Nobody does it for recognition. The reward comes when players realize somebody waited around two extra hours just to make sure they had a hot meal.
“You folks don’t have to wait for us,” players tell them.
That’s why they do it — because it is not expected, but is appreciated.
Noe Mokiau is a fifth grade teacher at Maili Elementary School.
In her classroom, the volleyball team — and the attitude of gratitude — is part of the curriculum. Her students research hometowns, statistics and personal backgrounds before writing letters of gratitude to each player.
“It’s a reciprocal thing,” Mokiau says. “They can all see the impact they’ve had on each other.”
The project naturally includes geography. Mokiau points to a globe in her classroom and shows students where the players come from.
“They trip out that they choose our little islands,” she says.
For children growing up on the Waianae Coast, that especially matters.
“A relatable topic, but global,” she says. “I call it West Side World Changers, and tell them, ‘You guys can change the world no matter where you are from.’”
Volleyball becomes the entry point into larger lessons about literacy, research and possibility. The students produced well researched and written letters the Mokiau delivered to the players during the team banquet.
One student who wrote to setter Tread Rosenthal later attended the NCAA regional match against USC and got to meet him in person.
Moments like that reinforce why Mokiau became a teacher.
“I loved school, and had a teacher who pushed me.”
That first-grade teacher — Kelly Kotoshirodo, known affectionately as “Miss K” — changed her life.
Now Mokiau tries to do the same for her students.
“All my hard lessons, I try to incorporate in class,” she says. “Try to do hard things.”
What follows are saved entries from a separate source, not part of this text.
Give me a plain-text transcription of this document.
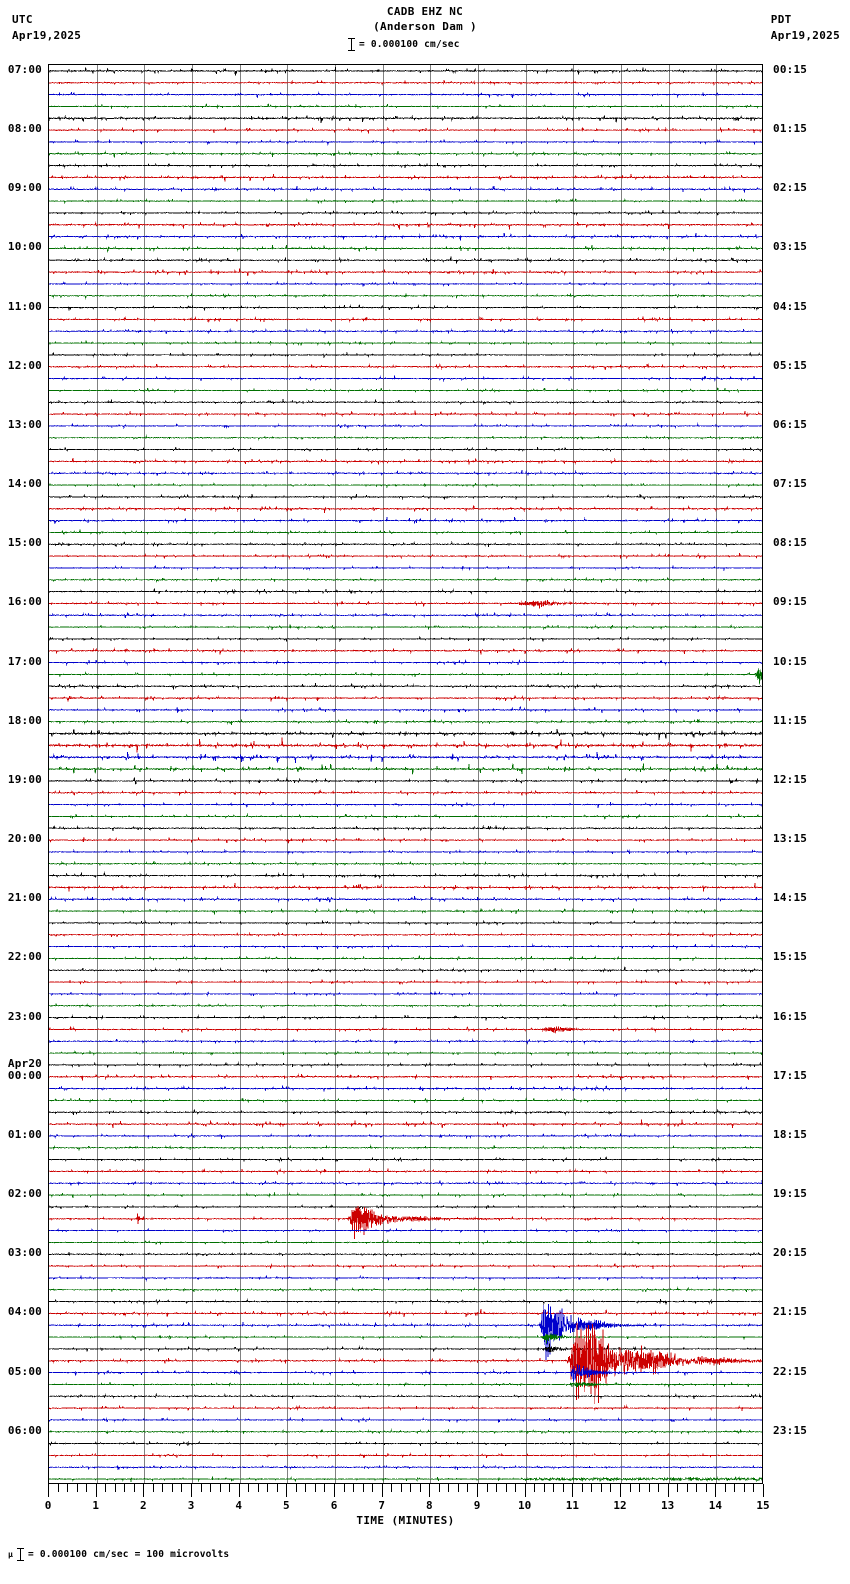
UTC
Apr19,2025
CADB EHZ NC
(Anderson Dam )
= 0.000100 cm/sec
PDT
Apr19,2025
07:00
08:00
09:00
10:00
11:00
12:00
13:00
14:00
15:00
16:00
17:00
18:00
19:00
20:00
21:00
22:00
23:00
00:00
01:00
02:00
03:00
04:00
05:00
06:00
Apr20
00:15
01:15
02:15
03:15
04:15
05:15
06:15
07:15
08:15
09:15
10:15
11:15
12:15
13:15
14:15
15:15
16:15
17:15
18:15
19:15
20:15
21:15
22:15
23:15
0	1	2	3	4	5	6	7	8	9	10	11	12	13	14	15
TIME (MINUTES)
μ = 0.000100 cm/sec = 100 microvolts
Despite coming from a volleyball-and-football family, Mokiau gravitated to track and field at Kamehameha, where she was a two-time state champion in the shot put, and a key to the first girls team championship in the sport at her alma mater.
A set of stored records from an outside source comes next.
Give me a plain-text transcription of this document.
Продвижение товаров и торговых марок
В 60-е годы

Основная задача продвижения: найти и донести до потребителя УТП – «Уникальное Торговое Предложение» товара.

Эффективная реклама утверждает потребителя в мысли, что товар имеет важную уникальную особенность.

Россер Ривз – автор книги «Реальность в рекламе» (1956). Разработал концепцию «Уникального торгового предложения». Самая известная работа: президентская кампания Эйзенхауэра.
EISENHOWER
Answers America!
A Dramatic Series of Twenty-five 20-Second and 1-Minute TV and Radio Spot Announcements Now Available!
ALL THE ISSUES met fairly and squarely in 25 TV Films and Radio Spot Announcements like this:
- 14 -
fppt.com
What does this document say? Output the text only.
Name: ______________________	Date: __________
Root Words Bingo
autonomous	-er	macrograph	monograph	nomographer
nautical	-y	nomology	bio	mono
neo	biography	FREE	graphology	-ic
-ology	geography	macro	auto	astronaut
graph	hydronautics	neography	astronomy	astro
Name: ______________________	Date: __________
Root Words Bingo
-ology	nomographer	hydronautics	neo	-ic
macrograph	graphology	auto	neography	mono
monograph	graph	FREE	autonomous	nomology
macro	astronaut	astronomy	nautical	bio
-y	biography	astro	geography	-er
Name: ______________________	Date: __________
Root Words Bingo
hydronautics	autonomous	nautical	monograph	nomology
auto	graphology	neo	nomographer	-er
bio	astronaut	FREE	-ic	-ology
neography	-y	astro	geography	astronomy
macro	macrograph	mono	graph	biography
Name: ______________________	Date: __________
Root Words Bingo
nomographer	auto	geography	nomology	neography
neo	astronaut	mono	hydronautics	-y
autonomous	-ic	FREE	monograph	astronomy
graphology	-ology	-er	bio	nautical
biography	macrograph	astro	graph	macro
She first started attending volleyball matches regularly after graduating in 2009, often making the long drive from Waianae whenever she could convince friends to join her.
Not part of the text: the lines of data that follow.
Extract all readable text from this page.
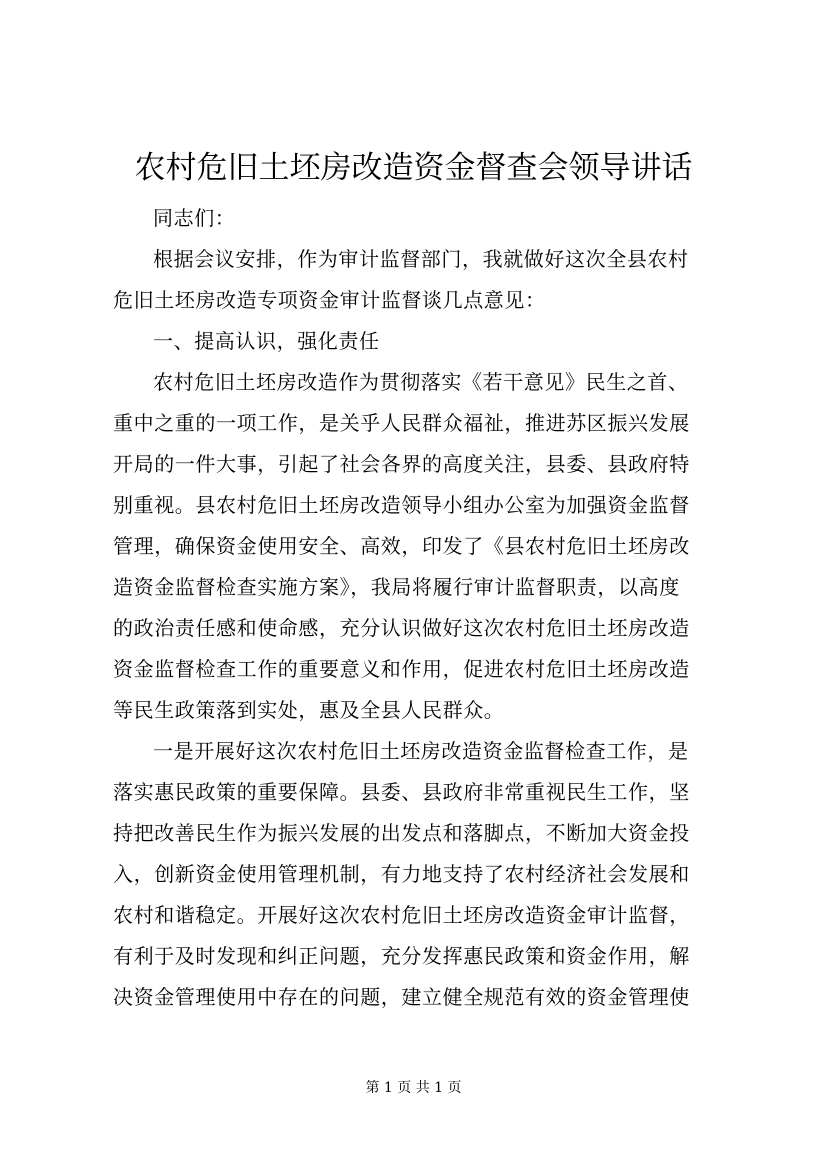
农村危旧土坯房改造资金督查会领导讲话
同志们：
根据会议安排，作为审计监督部门，我就做好这次全县农村
危旧土坯房改造专项资金审计监督谈几点意见：
一、提高认识，强化责任
农村危旧土坯房改造作为贯彻落实《若干意见》民生之首、
重中之重的一项工作，是关乎人民群众福祉，推进苏区振兴发展
开局的一件大事，引起了社会各界的高度关注，县委、县政府特
别重视。县农村危旧土坯房改造领导小组办公室为加强资金监督
管理，确保资金使用安全、高效，印发了《县农村危旧土坯房改
造资金监督检查实施方案》，我局将履行审计监督职责，以高度
的政治责任感和使命感，充分认识做好这次农村危旧土坯房改造
资金监督检查工作的重要意义和作用，促进农村危旧土坯房改造
等民生政策落到实处，惠及全县人民群众。
一是开展好这次农村危旧土坯房改造资金监督检查工作，是
落实惠民政策的重要保障。县委、县政府非常重视民生工作，坚
持把改善民生作为振兴发展的出发点和落脚点，不断加大资金投
入，创新资金使用管理机制，有力地支持了农村经济社会发展和
农村和谐稳定。开展好这次农村危旧土坯房改造资金审计监督，
有利于及时发现和纠正问题，充分发挥惠民政策和资金作用，解
决资金管理使用中存在的问题，建立健全规范有效的资金管理使
第 1 页 共 1 页
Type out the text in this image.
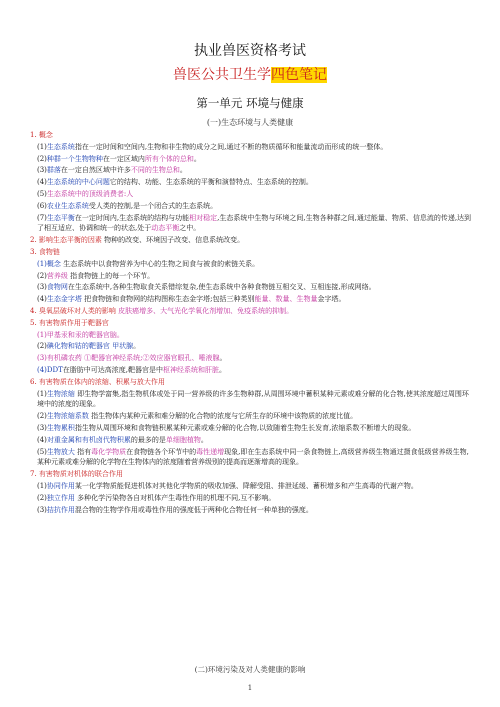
执业兽医资格考试
兽医公共卫生学四色笔记
第一单元 环境与健康
(一)生态环境与人类健康

1. 概念

(1)生态系统指在一定时间和空间内,生物和非生物的成分之间,通过不断的物质循环和能量流动而形成的统一整体。

(2)种群一个生物物种在一定区域内所有个体的总和。

(3)群落在一定自然区域中许多不同的生物总和。

(4)生态系统的中心问题它的结构、功能、生态系统的平衡和演替特点、生态系统的控制。

(5)生态系统中的顶级消费者:人

(6)农业生态系统受人类的控制,是一个闭合式的生态系统。

(7)生态平衡在一定时间内,生态系统的结构与功能相对稳定,生态系统中生物与环境之间,生物各种群之间,通过能量、物质、信息流的传递,达到了相互适应、协调和统一的状态,处于动态平衡之中。

2. 影响生态平衡的因素 物种的改变、环境因子改变、信息系统改变。

3. 食物链

(1)概念 生态系统中以食物营养为中心的生物之间食与被食的索链关系。

(2)营养级 指食物链上的每一个环节。

(3)食物网在生态系统中,各种生物取食关系错综复杂,使生态系统中各种食物链互相交叉、互相连接,形成网络。

(4)生态金字塔 把食物链和食物网的结构图称生态金字塔;包括三种类别能量、数量、生物量金字塔。

4. 臭氧层破坏对人类的影响 皮肤癌增多、大气光化学氧化剂增加、免疫系统的抑制。

5. 有害物质作用于靶器官

(1)甲基汞和汞的靶器官脑。

(2)碘化物和钴的靶器官 甲状腺。

(3)有机磷农药 ①靶器官神经系统;②效应器官眼孔、唾液腺。

(4)DDT在脂肪中可达高浓度,靶器官是中枢神经系统和肝脏。

6. 有害物质在体内的浓缩、积累与放大作用

(1)生物浓缩 即生物学富集,指生物机体或处于同一营养级的许多生物种群,从周围环境中蓄积某种元素或难分解的化合物,使其浓度超过周围环境中的浓度的现象。

(2)生物浓缩系数 指生物体内某种元素和难分解的化合物的浓度与它所生存的环境中该物质的浓度比值。

(3)生物累积指生物从周围环境和食物链积累某种元素或难分解的化合物,以致随着生物生长发育,浓缩系数不断增大的现象。

(4)对重金属和有机卤代物积累的最多的是单细胞植物。

(5)生物放大 指有毒化学物质在食物链各个环节中的毒性递增现象,即在生态系统中同一条食物链上,高级营养级生物通过摄食低级营养级生物,某种元素或难分解的化学物在生物体内的浓度随着营养级别的提高而逐渐增高的现象。

7. 有害物质对机体的联合作用

(1)协同作用某一化学物质能促进机体对其他化学物质的吸收加强、降解受阻、排泄延缓、蓄积增多和产生高毒的代谢产物。

(2)独立作用 多种化学污染物各自对机体产生毒性作用的机理不同,互不影响。

(3)拮抗作用混合物的生物学作用或毒性作用的强度低于两种化合物任何一种单独的强度。

(二)环境污染及对人类健康的影响
1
She became a season-ticket holder in 2019.
Now she and her friends are among the most visible fans in the arena, wearing rainbow-colored face paint, cheering loud and proud.
“We want to be the next generation of aunties,” she says.
They also hosted a postgame meal this year.
“It was so much fun,” she says. “We’re going to do it twice next season.”
Namihira is the organizer, Mokiao the educator/entertainer.
That makes Dexter and Linda Liu the chefs of Namihira’s core group.
Dexter handles much of the cooking, and his fried rice is now world famous, thanks to the volleyball team.
“Cook the lup cheong first,” he says. “Get the oil out.”
He also includes char siu.
Linda laughs while describing how the meals have evolved into gatherings that include not just players, but parents visiting from thousands of miles away.
“We feed the parents when they come, too,” she says, “so they know what their kids are eating.”
Linda describes her husband as “an excellent cook,” but some would say her job is the most important: Linda makes the Spam musubi that are part of the snack pack when the players can’t eat a meal right after a match.
She echoes what Namihira says about the players’ gratitude. Asking any of these folks to name a favorite player is like asking a parent to name a favorite child.
“Doing this with Tammy, we’ve gotten to know them all. They’re all great guys,” Linda Liu says. “Doing this gives us an opportunity to know them a little bit better. You see how appreciative they are. That’s one of the things that keeps us doing this. The first thing they do, no matter how hungry they are, is they come behind the table and hug us. We realize the guys who don’t play in the matches are just as important as the starters. Without their commitment there is no team. They could be starters on other teams, but they stay here.”